Talisker

Où ?

Sur Skye, une grande île située à l’ouest de l’Ecosse. Son relief tourmenté et d’une incroyable beauté culmine à environ mille mètres aux Cuillins, souvent couverts de neige. Leur ascension est si difficile qu’ils servent d’entraînement pour les montagnards britanniques se préparant à affronter l’Himalaya. La distillerie est installée au fond du Loch Harport qui communique avec la mer. Ici, on parle couramment le gaélique, et les ouvriers de Talisker sont également marins ou cultivateurs.

Quand ?

La distillerie remonte au moins à 1831. L’île de Skye a compté jusqu’à sept distilleries au dix-neuvième siècle, mais Talisker est la seule à avoir survécu jusqu’à nos jours. Selon certaines chroniques, elle aurait connu plusieurs emplacements avant de s’installer définitivement à Carbost. En 1960, un violent incendie s’est déclaré dans la salle des alambics, suite à la mauvaise fermeture d’une vanne d’eau-de-vie. La distillerie a été largement reconstruite, mais sur les plans d’origine.

Qui ?

Ses fondateurs, Hugh et Kenneth Mac Askill, étaient des gentlemen-farmers qui ont pris le premier bail auprès de Mac Leod, le seigneur de l’île. Mais la distillerie va changer régulièrement de mains tout au long du 19ème siècle, connaissant plusieurs périodes de fermeture, malgré la réputation grandissante du malt : le romancier Robert Louis Stevenson le plaçait au même rang que le Glenlivet. Des coûts de fonctionnement élevés l’expliquent, mais aussi les relations souvent ombrageuses avec les Mac Leod. Ainsi, pendant des décennies, ils ont interdit que soit construit un quai de déchargement pour la distillerie, obligeant les ouvriers à transborder les fûts dans de plus petits bateaux, dans des conditions souvent périlleuses. Mais, de nos jours, le quai est inutilisé, car Skye est reliée à l’Ecosse par un pont, au péage d’ailleurs fort onéreux.
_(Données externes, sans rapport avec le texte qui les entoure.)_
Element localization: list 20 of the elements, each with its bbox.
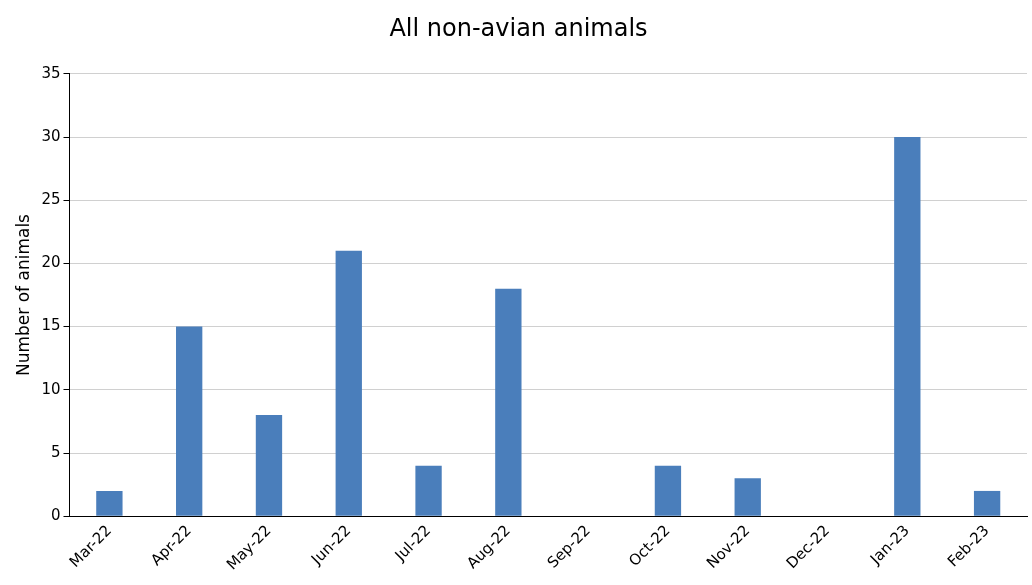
bar xyxy=(415,465,442,516)
bar xyxy=(255,415,283,516)
y-tick-label: 15 xyxy=(41,316,61,335)
y-tick-label: 10 xyxy=(41,379,61,398)
y-tick-label: 30 xyxy=(41,126,61,145)
bar xyxy=(654,465,682,516)
bar xyxy=(495,288,522,516)
y-tick-label: 0 xyxy=(50,506,61,525)
bar xyxy=(894,137,921,516)
y-axis-title: Number of animals xyxy=(12,213,33,376)
y-tick-label: 25 xyxy=(41,190,61,209)
y-tick-label: 20 xyxy=(41,253,61,272)
y-tick-label: 5 xyxy=(50,442,61,461)
chart-title: All non-avian animals xyxy=(389,13,648,42)
bar xyxy=(335,250,362,516)
bar xyxy=(973,490,1001,516)
bar xyxy=(734,478,761,516)
bar xyxy=(96,490,123,516)
y-tick-label: 35 xyxy=(41,63,61,82)
bar xyxy=(176,326,203,516)
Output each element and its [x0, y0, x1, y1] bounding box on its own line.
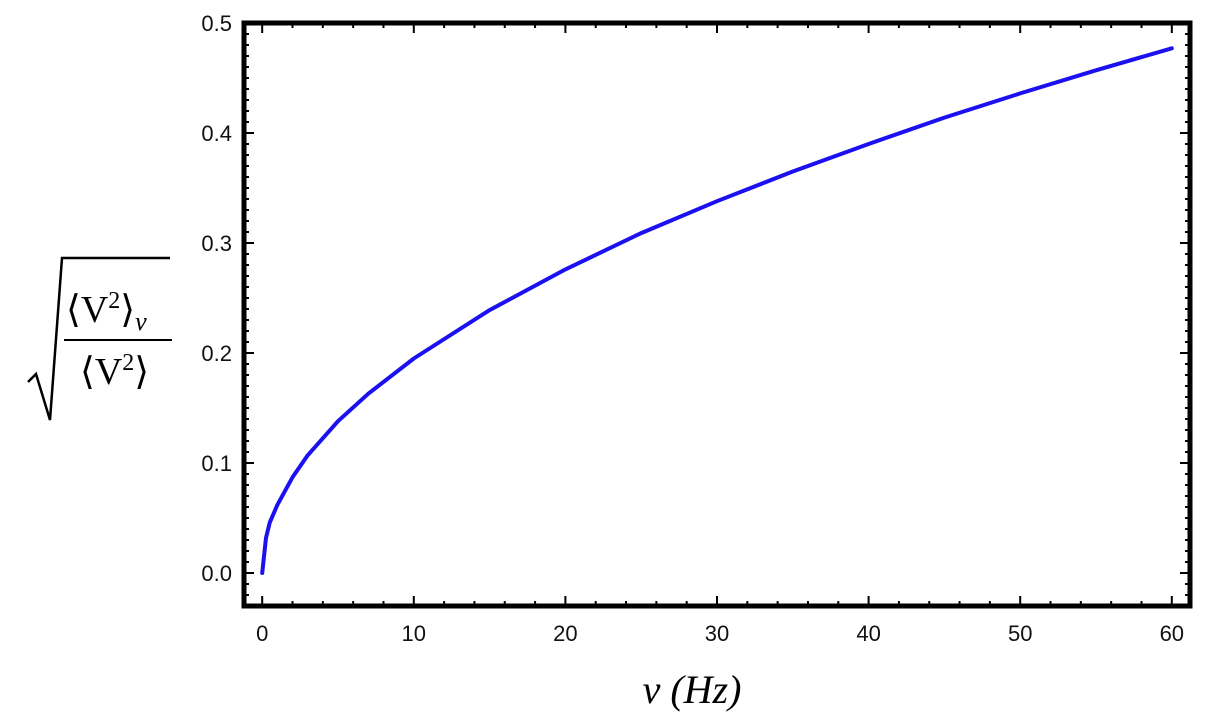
x-tick-label: 0: [256, 621, 268, 646]
y-tick-label: 0.5: [201, 11, 232, 36]
x-tick-label: 30: [705, 621, 729, 646]
x-tick-label: 10: [402, 621, 426, 646]
x-tick-label: 50: [1008, 621, 1032, 646]
y-tick-label: 0.3: [201, 231, 232, 256]
y-axis-label-radical: [27, 256, 170, 421]
x-axis-label: ν (Hz): [643, 667, 742, 712]
x-tick-label: 20: [553, 621, 577, 646]
y-tick-label: 0.2: [201, 341, 232, 366]
x-tick-label: 60: [1160, 621, 1184, 646]
y-tick-label: 0.0: [201, 561, 232, 586]
x-tick-label: 40: [856, 621, 880, 646]
y-axis-label-denominator: ⟨V2⟩: [80, 350, 149, 393]
y-axis-label: ⟨V2⟩ν ⟨V2⟩: [27, 256, 172, 421]
y-tick-label: 0.1: [201, 451, 232, 476]
series-line: [260, 46, 1174, 575]
x-axis-unit: (Hz): [670, 667, 741, 712]
plot-frame: [241, 20, 1193, 609]
y-axis-label-numerator: ⟨V2⟩ν: [66, 288, 147, 336]
y-tick-label: 0.4: [201, 121, 232, 146]
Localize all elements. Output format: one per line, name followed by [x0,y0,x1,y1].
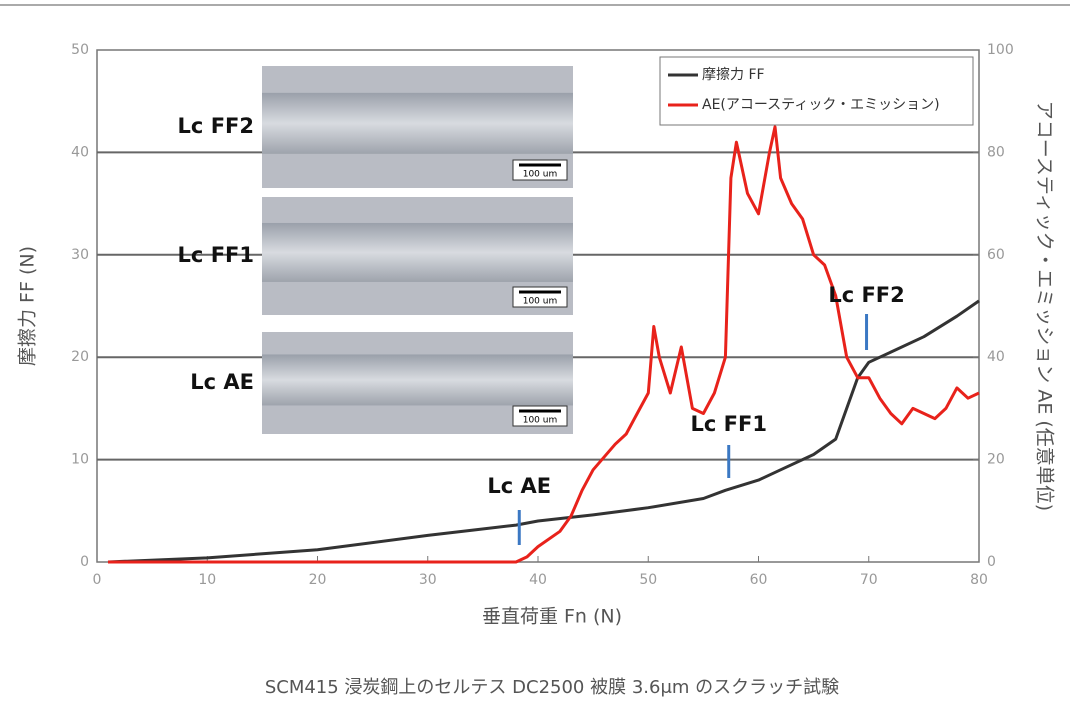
series-line [108,125,980,564]
inset-label: Lc FF1 [178,243,254,267]
inset-label: Lc AE [190,370,254,394]
x-tick-label: 80 [970,572,988,588]
x-tick-label: 70 [860,572,878,588]
legend-label: 摩擦力 FF [702,66,765,83]
scratch-track [262,354,573,406]
inset-label: Lc FF2 [178,114,254,138]
scratch-track [262,92,573,154]
x-tick-label: 40 [529,572,547,588]
y2-tick-label: 40 [987,349,1005,365]
x-tick-label: 20 [309,572,327,588]
y-tick-label: 30 [71,247,89,263]
annotation-label: Lc FF2 [828,283,904,307]
x-axis-label: 垂直荷重 Fn (N) [482,606,622,628]
y2-tick-label: 80 [987,144,1005,160]
y2-tick-label: 60 [987,247,1005,263]
series-line [107,299,980,564]
y2-tick-label: 100 [987,42,1014,58]
y-tick-label: 0 [80,554,89,570]
y-axis-label: 摩擦力 FF (N) [17,246,39,366]
y-tick-label: 20 [71,349,89,365]
y2-tick-label: 20 [987,452,1005,468]
annotation-label: Lc FF1 [691,412,767,436]
scratch-track [262,222,573,282]
x-tick-label: 0 [93,572,102,588]
scale-label: 100 um [523,297,558,307]
y-tick-label: 10 [71,452,89,468]
plot-layer: 0 10 20 30 40 50 0 20 40 60 80 100 0 10 20 30 40 50 60 70 80… [71,42,1014,588]
scale-label: 100 um [523,170,558,180]
y2-tick-label: 0 [987,554,996,570]
x-tick-label: 50 [639,572,657,588]
y-tick-label: 40 [71,144,89,160]
x-tick-label: 60 [750,572,768,588]
caption: SCM415 浸炭鋼上のセルテス DC2500 被膜 3.6μm のスクラッチ試… [265,677,839,698]
annotation-label: Lc AE [487,474,551,498]
x-tick-label: 30 [419,572,437,588]
y-tick-label: 50 [71,42,89,58]
scale-label: 100 um [523,416,558,426]
legend-label: AE(アコースティック・エミッション) [702,97,940,113]
x-tick-label: 10 [198,572,216,588]
legend-box [659,56,974,126]
y2-axis-label: アコースティック・エミッション AE (任意単位) [1034,101,1056,511]
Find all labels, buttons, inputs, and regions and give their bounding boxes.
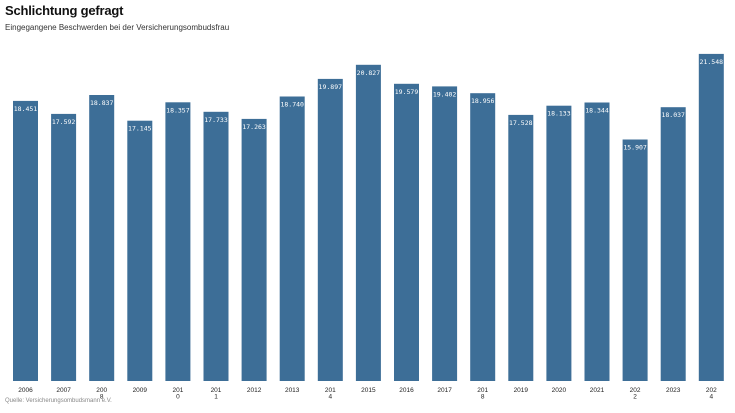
value-label-2011: 17.733 [204, 116, 228, 124]
bar-2024 [698, 53, 724, 382]
bar-2019 [508, 114, 534, 382]
x-tick-label-2010: 201 0 [172, 387, 183, 401]
x-tick-label-2024: 202 4 [706, 387, 717, 401]
x-tick-label-2008: 200 8 [96, 387, 107, 401]
x-tick-label-2007: 2007 [56, 387, 71, 394]
x-tick-label-2023: 2023 [666, 387, 681, 394]
x-tick-label-2020: 2020 [552, 387, 567, 394]
bar-2007 [51, 113, 77, 382]
x-tick-label-2019: 2019 [514, 387, 529, 394]
x-tick-label-2021: 2021 [590, 387, 605, 394]
value-label-2014: 19.897 [319, 83, 343, 91]
value-label-2010: 18.357 [166, 106, 190, 114]
bar-2011 [203, 111, 229, 382]
x-tick-label-2012: 2012 [247, 387, 262, 394]
value-label-2009: 17.145 [128, 125, 152, 133]
value-label-2024: 21.548 [700, 58, 724, 66]
x-tick-label-2018: 201 8 [477, 387, 488, 401]
value-label-2022: 15.907 [623, 144, 647, 152]
value-label-2016: 19.579 [395, 88, 419, 96]
value-label-2019: 17.528 [509, 119, 533, 127]
bar-2006 [13, 100, 38, 382]
bar-2010 [165, 102, 191, 382]
chart-title: Schlichtung gefragt [5, 3, 124, 18]
bar-2014 [317, 78, 343, 382]
bar-2008 [89, 95, 115, 381]
value-label-2017: 19.402 [433, 90, 457, 98]
bar-2022 [622, 139, 648, 381]
x-tick-label-2009: 2009 [133, 387, 148, 394]
x-tick-label-2016: 2016 [399, 387, 414, 394]
value-label-2023: 18.037 [661, 111, 685, 119]
x-tick-label-2011: 201 1 [211, 387, 222, 401]
x-tick-label-2014: 201 4 [325, 387, 336, 401]
x-tick-label-2022: 202 2 [630, 387, 641, 401]
value-label-2018: 18.956 [471, 97, 495, 105]
value-label-2007: 17.592 [52, 118, 76, 126]
value-label-2008: 18.837 [90, 99, 114, 107]
value-label-2015: 20.827 [357, 69, 381, 77]
value-label-2020: 18.133 [547, 110, 571, 118]
bar-2009 [127, 120, 153, 381]
chart-subtitle: Eingegangene Beschwerden bei der Versich… [5, 23, 230, 32]
source-note: Quelle: Versicherungsombudsmann e.V. [5, 398, 112, 404]
bar-2017 [432, 86, 458, 382]
bar-2023 [660, 107, 686, 381]
bar-2015 [355, 64, 381, 382]
bar-2013 [279, 96, 305, 381]
bar-2012 [241, 118, 267, 382]
bar-2018 [470, 93, 496, 381]
bar-2021 [584, 102, 610, 381]
x-tick-label-2013: 2013 [285, 387, 300, 394]
x-tick-label-2017: 2017 [437, 387, 452, 394]
bar-2016 [394, 83, 419, 382]
x-tick-label-2015: 2015 [361, 387, 376, 394]
value-label-2006: 18.451 [14, 105, 38, 113]
value-label-2012: 17.263 [242, 123, 266, 131]
x-tick-label-2006: 2006 [18, 387, 33, 394]
value-label-2013: 18.740 [280, 101, 304, 109]
value-label-2021: 18.344 [585, 107, 609, 115]
bar-2020 [546, 105, 572, 381]
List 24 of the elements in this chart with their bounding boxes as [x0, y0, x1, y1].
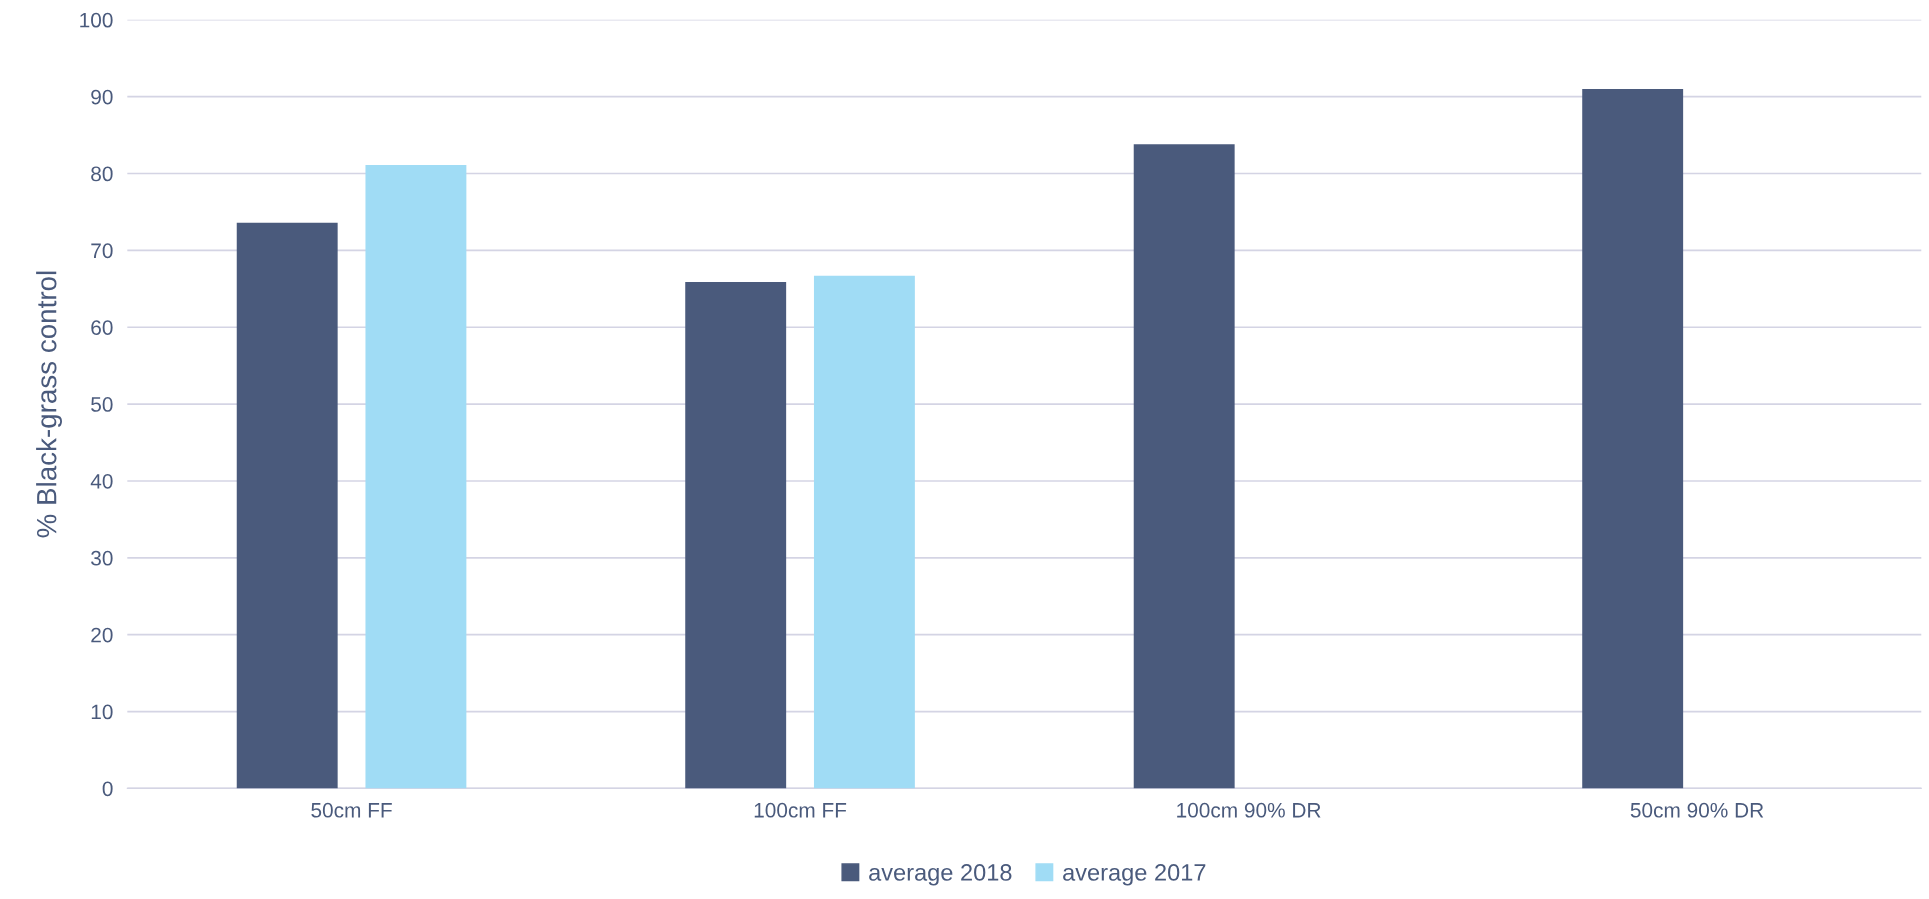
bar — [236, 222, 338, 789]
bar — [685, 281, 787, 789]
bar — [1133, 144, 1235, 789]
y-tick-label: 60 — [91, 320, 113, 335]
y-tick-label: 0 — [102, 781, 113, 797]
bar — [1582, 88, 1684, 789]
legend-label: average 2018 — [869, 864, 1012, 886]
y-tick-label: 80 — [91, 166, 113, 182]
y-tick-label: 50 — [91, 397, 113, 412]
y-tick-label: 100 — [80, 12, 113, 28]
x-tick-label: 100cm 90% DR — [1177, 802, 1321, 818]
y-tick-label: 30 — [91, 550, 113, 566]
y-tick-label: 40 — [90, 473, 113, 489]
bar — [365, 165, 467, 789]
y-tick-label: 70 — [91, 243, 113, 259]
legend-label: average 2017 — [1063, 864, 1206, 886]
y-tick-label: 90 — [91, 89, 113, 105]
y-tick-label: 20 — [91, 627, 113, 643]
y-tick-label: 10 — [91, 704, 113, 720]
bar — [813, 275, 915, 789]
x-tick-label: 50cm 90% DR — [1630, 802, 1764, 818]
x-tick-label: 100cm FF — [754, 802, 847, 818]
x-tick-label: 50cm FF — [311, 802, 392, 818]
y-axis-title: % Black-grass control — [36, 271, 62, 538]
En 1925, Talisker est devenue propriété de la DCL, aujourd’hui United Distillers – Diageo.

Comment ?

Talisker a pratiqué la triple distillation jusqu’en 1928, et son propre maltage jusqu’en 1972. Aujourd’hui, elle possède cinq alambics qui sont équipés de serpentins à l’ancienne, et non de condenseurs modernes. Ils sont en outre situés à l’extérieur du bâtiment des alambics, plongés dans de grandes cuves d’eau froide. Ce système particulier, devenu très rare en Ecosse, explique certainement l’incroyable puissance des malts de Talisker, ainsi que l’utilisation d’une eau très tourbée. Pourtant, le niveau de tourbe (25 ppm) est inférieur à ceux des malts d’Islay les plus tourbés.

Ce n’est en tout cas pas le vieillissement qui explique le style unique, puisque l’essentiel des fûts est acheminé dans les Lowlands, une fois le remplissage effectué. Il n’existe en effet qu’un seul petit chai.

Quoi ?

Longtemps, il n’a existé pratiquement que deux versions de Talisker, le 10 ans d’âge à 45,8 % d’alc. et, plus rare, le Double Matured, qui a été affiné en fûts de xérès. Ils appartiennent à la collection des Classic Malts d’United Distillers.

Avec les années 2000, la gamme officielle s’est toutefois plus développée, avec un 18 ans et 25 ans, puis un 30 ans, et même un single cask de 1994. Ces éditions, assez réduites en quantité, sont régulièrement renouvelées.

S’il existe un malt que l’on peut qualifier d’explosif, c’est bien Talisker. Dès le nez, de puissants arômes fumés se dégagent, avec même une certaine âcreté. En bouche, il est très rond, même un peu huileux, mais développe ensuite un étonnant caractère poivré, avec des notes de fumé et de tourbe et un peu d’amertume. La finale est incroyablement longue et lourde, avec toujours ce poivre qui signe indubitablement Talisker.

Dans une description restée fameuse, le dégustateur Derek Cooper appela le malt : “la lave des Cuillins”, du nom des monts volcaniques de Skye. On ne saurait être plus justement au coeur de la sensation. Comme l’a écrit Jim Murray, “Talisker n’est pas tant une boisson qu’une expérience”.